To be clear: this is not assisted dying, this is effective Palliative Care providing comfort and ease of suffering at the natural end-of-life of a terminal patient.
In Canada, we are more than halfway into the longest federal election campaign ever, and only in the last couple of days, has health care even been mentioned (6). Palliative and End-of-life Care needs to be a priority, not just for politicians, but for all Canadians. As Canada’s population ages, and is expected to have more than 25% of the population aged 65 years and older by 2036 (7), the system will only be increasingly stressed with more patients facing prolonged chronic diseases (8,9), and/or the terminal phase of their lives and illness. There is also the unfortunate reality that terminal illness does not only occur in the elderly population, and support for all patients facing a life-limiting illnesses needs to be maximized, including that of younger adults and children. While I am in full support for a cohesive national senior’s health plan as advocated by the Canadian Medical Association and supported by the Canadian public (10,11), I believe that there also needs to be a related, but different discussion on a national Palliative Care and End-of-Life delivery plan that better serves the needs of not only the dying patients, but of the patient’s loved ones who are left picking up the pieces after the death of the patient. Their health and well-being after death is directly affected by their loved ones’ death and could have even longer term consequences on society and our health-care system with post-traumatic stress, or prolonged grief, depression or anxiety (12,13,14).

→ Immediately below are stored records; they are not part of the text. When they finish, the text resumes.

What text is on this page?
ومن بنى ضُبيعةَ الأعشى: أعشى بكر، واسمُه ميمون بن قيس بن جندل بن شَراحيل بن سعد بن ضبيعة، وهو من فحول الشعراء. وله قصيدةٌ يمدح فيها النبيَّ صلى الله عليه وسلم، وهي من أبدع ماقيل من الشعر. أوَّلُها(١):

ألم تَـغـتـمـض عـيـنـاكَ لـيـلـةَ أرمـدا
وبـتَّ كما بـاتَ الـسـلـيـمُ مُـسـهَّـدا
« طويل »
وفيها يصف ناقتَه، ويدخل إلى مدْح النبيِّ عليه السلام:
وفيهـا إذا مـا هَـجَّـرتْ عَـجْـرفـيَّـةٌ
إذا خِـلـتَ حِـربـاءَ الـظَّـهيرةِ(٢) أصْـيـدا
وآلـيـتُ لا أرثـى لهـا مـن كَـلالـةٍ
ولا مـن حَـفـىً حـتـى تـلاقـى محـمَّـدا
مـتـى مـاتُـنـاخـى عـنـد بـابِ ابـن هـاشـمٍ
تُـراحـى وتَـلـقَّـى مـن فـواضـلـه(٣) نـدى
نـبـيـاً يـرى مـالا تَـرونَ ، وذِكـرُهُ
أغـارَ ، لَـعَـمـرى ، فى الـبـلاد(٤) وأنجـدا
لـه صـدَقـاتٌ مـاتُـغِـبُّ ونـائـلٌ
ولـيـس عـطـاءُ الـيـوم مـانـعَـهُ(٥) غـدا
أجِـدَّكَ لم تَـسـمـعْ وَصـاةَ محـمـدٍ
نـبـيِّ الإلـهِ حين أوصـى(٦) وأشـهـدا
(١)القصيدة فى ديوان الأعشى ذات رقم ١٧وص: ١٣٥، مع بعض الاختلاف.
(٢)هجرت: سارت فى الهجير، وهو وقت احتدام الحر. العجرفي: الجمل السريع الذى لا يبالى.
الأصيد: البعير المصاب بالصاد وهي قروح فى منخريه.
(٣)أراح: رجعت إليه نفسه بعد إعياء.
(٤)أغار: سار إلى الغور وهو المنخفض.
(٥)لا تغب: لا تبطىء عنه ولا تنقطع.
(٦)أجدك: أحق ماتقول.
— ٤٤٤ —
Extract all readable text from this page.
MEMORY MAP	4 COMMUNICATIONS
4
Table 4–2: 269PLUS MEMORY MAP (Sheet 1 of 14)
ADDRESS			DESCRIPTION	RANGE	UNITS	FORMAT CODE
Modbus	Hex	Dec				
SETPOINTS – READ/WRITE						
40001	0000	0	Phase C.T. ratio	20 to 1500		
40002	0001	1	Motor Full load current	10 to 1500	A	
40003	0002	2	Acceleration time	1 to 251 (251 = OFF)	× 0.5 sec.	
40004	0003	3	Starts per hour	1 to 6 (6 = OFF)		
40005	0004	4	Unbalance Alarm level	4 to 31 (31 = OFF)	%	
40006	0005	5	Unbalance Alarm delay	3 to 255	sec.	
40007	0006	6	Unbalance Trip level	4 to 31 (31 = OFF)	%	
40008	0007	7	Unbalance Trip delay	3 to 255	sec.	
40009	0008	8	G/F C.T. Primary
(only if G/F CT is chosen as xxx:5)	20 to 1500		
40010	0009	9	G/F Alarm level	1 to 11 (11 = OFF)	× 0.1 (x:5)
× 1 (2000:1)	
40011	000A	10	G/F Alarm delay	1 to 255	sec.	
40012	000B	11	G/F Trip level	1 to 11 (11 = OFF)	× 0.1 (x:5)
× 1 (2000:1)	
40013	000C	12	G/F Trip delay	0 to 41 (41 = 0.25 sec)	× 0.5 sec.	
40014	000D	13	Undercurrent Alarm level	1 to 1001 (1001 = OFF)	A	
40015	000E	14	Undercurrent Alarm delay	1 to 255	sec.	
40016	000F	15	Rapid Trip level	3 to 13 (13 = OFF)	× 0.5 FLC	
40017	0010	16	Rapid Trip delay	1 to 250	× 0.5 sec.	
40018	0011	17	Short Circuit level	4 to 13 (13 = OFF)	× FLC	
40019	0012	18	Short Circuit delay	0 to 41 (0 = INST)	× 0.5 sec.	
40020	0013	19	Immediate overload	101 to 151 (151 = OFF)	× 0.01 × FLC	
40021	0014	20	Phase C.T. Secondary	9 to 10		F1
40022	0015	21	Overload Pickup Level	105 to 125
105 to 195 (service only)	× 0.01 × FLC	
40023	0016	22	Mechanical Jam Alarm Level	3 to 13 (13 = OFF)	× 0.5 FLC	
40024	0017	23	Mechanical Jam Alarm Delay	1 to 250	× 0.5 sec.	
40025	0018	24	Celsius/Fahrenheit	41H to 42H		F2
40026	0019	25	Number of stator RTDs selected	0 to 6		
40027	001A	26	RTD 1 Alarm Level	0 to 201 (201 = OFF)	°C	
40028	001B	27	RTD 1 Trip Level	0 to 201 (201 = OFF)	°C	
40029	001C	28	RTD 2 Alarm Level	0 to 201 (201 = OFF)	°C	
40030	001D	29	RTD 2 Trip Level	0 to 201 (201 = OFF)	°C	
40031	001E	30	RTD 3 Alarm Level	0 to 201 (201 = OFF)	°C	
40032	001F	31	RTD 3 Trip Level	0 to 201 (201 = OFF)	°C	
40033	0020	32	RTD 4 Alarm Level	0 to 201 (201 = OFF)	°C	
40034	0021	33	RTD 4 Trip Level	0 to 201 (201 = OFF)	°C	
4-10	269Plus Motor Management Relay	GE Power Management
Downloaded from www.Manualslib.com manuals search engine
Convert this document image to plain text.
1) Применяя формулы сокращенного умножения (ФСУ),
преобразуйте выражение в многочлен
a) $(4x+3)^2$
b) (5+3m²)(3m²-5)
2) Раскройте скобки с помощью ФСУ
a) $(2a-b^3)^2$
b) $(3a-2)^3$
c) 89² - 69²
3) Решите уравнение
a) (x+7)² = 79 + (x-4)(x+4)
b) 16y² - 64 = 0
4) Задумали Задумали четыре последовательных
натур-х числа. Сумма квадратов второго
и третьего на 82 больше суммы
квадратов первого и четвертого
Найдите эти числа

I do not have all the answers for all these questions that I ask, but I think we need to be asking more of these questions and trying to find some answers, in order to find a better way. I just hope that others will also ask themselves these questions, and want to help create a better way that will allow for more good deaths. This way, hopefully patient’s death stories like that of M’s above are more the rare exception rather than the all too common occurrence that is unfortunately currently happening.
*Details of the patient, M, (including name, demographics and disease state) were deliberately changed to protect patient anonymity and confidentiality.